By Julien Colomb | August 29, 2018
original at https://politicalsciencereplication.wordpress.com/2017/11/22/what-has-reproducibility-promotion-done-for-me/
Summary: long term benefits on getting grants, collaborators, visibility and a different (interesting) profile on the job market.
It is pretty difficult to show tangible benefits.
But I’m noticing more and more now that being a data champion is not a distraction; it’s an important facet of my profile that has helped my academic career in many ways:
Grant success: My project “Fostering Transparency in Government Institutions and Higher Education” has received funding from the British Academy. My collaborator in Brazil, Dalson Figueiredo, and I plan to foster transparency in Brazilian government institutions and in scholarly research. Brazil’s government lacks transparency in the dissemination of administrative data, particularly on corruption; and similarly, the majority of Brazilian social scientists do not provide access to their data. With a paper project on corruption (and new data that we will share), and transparency workshops for researchers and civil servants, we hope to change that. And we got the funding for it.
Finding collaboration partners: When talking about reproducibility and data challenges, I often use my own research as an example. Many times I’ve been approached by researchers to collaborate on grants and articles surrounding my research topics – not just reproducibility promotion. For example, my Brazilian collaborator initially emailed me because of my work on transparency. We noticed that we have more common interests and we now work on corruption.
More visibility: Writing and talking about reproducibility has resulted in many invitations to conference panels, workshops, summer schools and meetings. Sitting at an APSA, ISA or Royal Society conference panel to discuss reproducibility helps me to keep a visible profile. I also spent two months in Berkeley as a visiting scholar (enjoying the California sun in February and March when it was pretty grim in the UK).
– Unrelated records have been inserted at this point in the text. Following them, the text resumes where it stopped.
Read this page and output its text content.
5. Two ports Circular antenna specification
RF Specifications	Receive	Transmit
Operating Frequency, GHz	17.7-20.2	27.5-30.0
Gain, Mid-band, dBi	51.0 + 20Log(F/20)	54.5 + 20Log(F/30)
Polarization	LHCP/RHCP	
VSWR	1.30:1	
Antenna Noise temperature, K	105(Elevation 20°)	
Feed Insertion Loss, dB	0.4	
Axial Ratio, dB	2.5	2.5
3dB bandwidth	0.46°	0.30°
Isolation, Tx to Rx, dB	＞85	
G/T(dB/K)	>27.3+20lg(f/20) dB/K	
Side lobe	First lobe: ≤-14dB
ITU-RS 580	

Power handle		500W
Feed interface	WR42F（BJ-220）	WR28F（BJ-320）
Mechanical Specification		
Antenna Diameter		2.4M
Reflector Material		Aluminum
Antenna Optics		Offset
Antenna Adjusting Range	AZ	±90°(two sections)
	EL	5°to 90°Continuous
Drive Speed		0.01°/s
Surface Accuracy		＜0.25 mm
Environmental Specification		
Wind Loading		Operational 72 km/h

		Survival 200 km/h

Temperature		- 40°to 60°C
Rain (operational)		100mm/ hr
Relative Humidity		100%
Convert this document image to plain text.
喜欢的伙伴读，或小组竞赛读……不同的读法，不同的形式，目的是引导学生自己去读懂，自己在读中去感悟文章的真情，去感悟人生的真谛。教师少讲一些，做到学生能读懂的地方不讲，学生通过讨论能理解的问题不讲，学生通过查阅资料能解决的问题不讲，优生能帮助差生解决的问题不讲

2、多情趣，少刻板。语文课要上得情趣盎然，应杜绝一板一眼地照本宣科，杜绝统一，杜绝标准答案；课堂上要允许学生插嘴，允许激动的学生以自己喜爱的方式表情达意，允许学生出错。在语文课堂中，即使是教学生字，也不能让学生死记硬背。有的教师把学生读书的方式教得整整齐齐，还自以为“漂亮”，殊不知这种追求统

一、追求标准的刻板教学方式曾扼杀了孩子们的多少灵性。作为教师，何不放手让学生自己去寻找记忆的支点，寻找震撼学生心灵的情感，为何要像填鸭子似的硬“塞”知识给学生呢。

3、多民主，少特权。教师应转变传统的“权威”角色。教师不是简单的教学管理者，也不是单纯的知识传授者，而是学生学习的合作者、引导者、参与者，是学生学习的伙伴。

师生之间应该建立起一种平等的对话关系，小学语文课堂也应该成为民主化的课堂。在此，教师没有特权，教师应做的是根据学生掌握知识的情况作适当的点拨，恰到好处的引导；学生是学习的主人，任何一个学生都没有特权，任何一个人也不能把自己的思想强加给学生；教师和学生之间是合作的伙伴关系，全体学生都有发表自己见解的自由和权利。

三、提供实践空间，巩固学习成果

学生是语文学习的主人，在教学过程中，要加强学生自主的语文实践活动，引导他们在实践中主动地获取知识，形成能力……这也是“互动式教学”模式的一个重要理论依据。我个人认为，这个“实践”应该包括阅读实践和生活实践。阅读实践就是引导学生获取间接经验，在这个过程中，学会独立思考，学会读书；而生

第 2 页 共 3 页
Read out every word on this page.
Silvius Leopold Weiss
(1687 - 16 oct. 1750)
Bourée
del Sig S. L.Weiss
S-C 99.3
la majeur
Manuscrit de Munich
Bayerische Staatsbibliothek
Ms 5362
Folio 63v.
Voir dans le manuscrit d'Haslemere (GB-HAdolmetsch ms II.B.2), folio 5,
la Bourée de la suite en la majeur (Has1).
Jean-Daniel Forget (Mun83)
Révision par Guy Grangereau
Job market: When I was on the job market for lectureships in the UK, I used my data transparency engagement as a selling point. Innovative teaching? I created the Replication Workshop at Cambridge, learning how to teach statistics and new methods based on published work rather than textbooks. Methods skills? I have replicated many studies across the social sciences using all kinds of methods. Feedback (also for jobs I didn’t get) was that this was quite unique and that my profile stood out. My current position at the University of Nottingham as “Assistant Professor in International Relations (with Quantitative Methods)” – yes, that’s my official post title – was the perfect fit and being a data promoter has certainly helped me to secure it.